The addition of spices, liqueurs, jams and other additives started to be incorporated during the 1830s. The macaron as people know it today was originally referred to as Paris macaron or gerbet and consisted of 2 almond meringue discs that were filled with jam, buttercream or ganache fillings. The creation of this product is often credited to Pierre Desfontaines. Another claim over the invention of the product is also laid by Claude Gerbet. It was until the 2010s that the French macaron became trendy in the North American continent.

The unique physical characteristics of the macaron renders it unique. It has a square top and a smooth surface. The circumference is ruffled while the base is made flat. When placed in the mouth, it melts easily due to its semi moist surface. There are traditional as well as modern flavors. The confection is hard to produce according to the views of many.

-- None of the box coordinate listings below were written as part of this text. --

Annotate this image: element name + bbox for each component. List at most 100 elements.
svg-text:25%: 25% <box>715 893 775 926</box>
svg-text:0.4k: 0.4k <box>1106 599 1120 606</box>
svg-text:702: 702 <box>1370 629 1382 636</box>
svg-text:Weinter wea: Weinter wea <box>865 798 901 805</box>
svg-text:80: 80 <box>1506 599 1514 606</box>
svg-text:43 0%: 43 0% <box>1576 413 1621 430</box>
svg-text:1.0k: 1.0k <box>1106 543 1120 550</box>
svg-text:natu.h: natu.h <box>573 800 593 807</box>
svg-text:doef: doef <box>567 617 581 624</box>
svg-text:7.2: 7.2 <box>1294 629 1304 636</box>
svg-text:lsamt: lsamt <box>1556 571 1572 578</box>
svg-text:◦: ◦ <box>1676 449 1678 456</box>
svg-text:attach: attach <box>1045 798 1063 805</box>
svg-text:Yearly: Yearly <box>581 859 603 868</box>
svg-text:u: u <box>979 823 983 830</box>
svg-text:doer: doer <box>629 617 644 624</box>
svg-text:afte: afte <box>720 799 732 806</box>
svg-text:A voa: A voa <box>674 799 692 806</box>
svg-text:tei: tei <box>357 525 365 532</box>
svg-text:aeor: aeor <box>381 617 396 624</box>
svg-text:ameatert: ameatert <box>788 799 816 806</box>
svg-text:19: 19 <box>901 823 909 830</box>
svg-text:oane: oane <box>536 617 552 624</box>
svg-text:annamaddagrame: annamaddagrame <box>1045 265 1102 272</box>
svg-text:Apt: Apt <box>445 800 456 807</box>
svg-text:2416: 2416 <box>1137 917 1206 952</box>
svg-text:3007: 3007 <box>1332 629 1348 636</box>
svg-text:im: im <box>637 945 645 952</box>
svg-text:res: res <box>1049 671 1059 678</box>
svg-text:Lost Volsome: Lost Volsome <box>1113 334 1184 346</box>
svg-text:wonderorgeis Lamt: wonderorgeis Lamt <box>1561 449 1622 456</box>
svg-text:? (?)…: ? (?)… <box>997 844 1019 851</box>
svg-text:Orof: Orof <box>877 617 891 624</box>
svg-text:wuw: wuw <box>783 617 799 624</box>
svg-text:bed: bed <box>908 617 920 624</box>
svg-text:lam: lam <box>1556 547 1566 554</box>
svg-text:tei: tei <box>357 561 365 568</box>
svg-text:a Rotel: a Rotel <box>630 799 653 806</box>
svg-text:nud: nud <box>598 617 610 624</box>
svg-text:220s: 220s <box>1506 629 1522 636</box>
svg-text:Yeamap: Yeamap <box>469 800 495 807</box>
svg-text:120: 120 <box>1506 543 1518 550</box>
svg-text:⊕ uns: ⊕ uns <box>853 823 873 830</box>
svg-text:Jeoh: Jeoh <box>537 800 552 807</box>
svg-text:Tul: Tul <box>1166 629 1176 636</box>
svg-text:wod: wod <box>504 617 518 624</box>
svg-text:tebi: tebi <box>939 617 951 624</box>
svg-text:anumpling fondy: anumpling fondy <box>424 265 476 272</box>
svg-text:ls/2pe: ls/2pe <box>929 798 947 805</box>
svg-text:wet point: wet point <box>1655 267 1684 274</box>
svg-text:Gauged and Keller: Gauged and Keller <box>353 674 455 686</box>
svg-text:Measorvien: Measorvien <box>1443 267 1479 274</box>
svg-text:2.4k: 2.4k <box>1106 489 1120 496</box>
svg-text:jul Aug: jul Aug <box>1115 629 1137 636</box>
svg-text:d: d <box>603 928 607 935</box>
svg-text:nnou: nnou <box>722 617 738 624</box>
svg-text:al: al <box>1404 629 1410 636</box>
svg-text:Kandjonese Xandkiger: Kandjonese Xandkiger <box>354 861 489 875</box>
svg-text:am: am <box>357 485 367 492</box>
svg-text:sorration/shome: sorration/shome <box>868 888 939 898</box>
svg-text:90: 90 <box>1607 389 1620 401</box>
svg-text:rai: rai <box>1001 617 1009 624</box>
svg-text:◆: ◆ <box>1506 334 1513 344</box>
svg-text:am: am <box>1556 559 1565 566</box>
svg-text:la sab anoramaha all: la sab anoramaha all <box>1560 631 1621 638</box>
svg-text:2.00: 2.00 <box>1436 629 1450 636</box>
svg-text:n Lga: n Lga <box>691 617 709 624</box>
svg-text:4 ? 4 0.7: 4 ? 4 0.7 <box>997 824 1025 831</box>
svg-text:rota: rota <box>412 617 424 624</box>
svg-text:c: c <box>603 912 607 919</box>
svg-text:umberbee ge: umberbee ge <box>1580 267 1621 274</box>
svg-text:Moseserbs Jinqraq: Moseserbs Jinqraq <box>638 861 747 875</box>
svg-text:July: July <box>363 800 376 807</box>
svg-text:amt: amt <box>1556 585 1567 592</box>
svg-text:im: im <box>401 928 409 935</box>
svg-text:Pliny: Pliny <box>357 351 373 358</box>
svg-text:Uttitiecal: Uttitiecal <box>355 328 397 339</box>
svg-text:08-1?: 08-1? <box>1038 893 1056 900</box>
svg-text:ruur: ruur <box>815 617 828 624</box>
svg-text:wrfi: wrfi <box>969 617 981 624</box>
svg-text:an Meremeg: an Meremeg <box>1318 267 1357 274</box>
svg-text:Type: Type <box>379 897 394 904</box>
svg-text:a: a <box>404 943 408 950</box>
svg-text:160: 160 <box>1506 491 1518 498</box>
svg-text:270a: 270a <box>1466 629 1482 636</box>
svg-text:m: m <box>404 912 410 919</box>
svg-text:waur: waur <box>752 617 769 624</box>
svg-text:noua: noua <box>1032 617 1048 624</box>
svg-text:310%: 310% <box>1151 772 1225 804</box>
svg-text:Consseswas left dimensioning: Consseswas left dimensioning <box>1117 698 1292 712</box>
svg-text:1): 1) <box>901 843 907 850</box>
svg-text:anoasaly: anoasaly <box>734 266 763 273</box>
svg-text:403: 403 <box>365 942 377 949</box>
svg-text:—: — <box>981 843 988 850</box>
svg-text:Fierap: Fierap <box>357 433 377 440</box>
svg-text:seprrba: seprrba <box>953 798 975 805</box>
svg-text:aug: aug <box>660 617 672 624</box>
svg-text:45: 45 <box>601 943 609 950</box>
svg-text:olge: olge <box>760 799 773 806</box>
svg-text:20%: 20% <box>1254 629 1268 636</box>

Over the years, various variations of this product have been invented. Main variants are Swiss, French, Japanese, Korean, and American. The public dictates the flavor incorporated in the American variant. The main flavors in American variant include peach champagne, peanut butter and jelly, mint chocolate chip, pistachio, candy corn, snickers, strawberry cheesecake, and salted pretzel. Other common flavors are chocolate pea-nut butter, maple bacon, candy cane, salted caramel popcorn, cinnamon, oatmeal raisin, and pumpkin.

In Switzerland, this product is referred to as Luxemburgerli, which is also a brand name. The product is comprised of two disks of almond meringue that has butter-cream filling. Luxemburgerli are made smaller and have lower weights too with an airy consistency. Major flavors include vanilla, chocolate, chocolate chip, hazelnut, amaretto, champagne, chestnut, caramel, cinnamon, lemon, raspberry, mandarin, and mocha among others. When refrigerated, they have a shelf life of 3-5 days. Most flavors are made seasonal.

Outside the European continent, macarons are very popular. Many cooking TV shows have featured them in different countries. It is often an achievement to learn how to make this confection and in various societies, it has become an important item of culture. It is a fashion item in Japan.

The cost of this confection varies with the location. Certain aspects like shape and size may also vary with the location just like ingredients are varied in different locations. Generally, however, despite the slight variations, the recipe remains widely the same globally.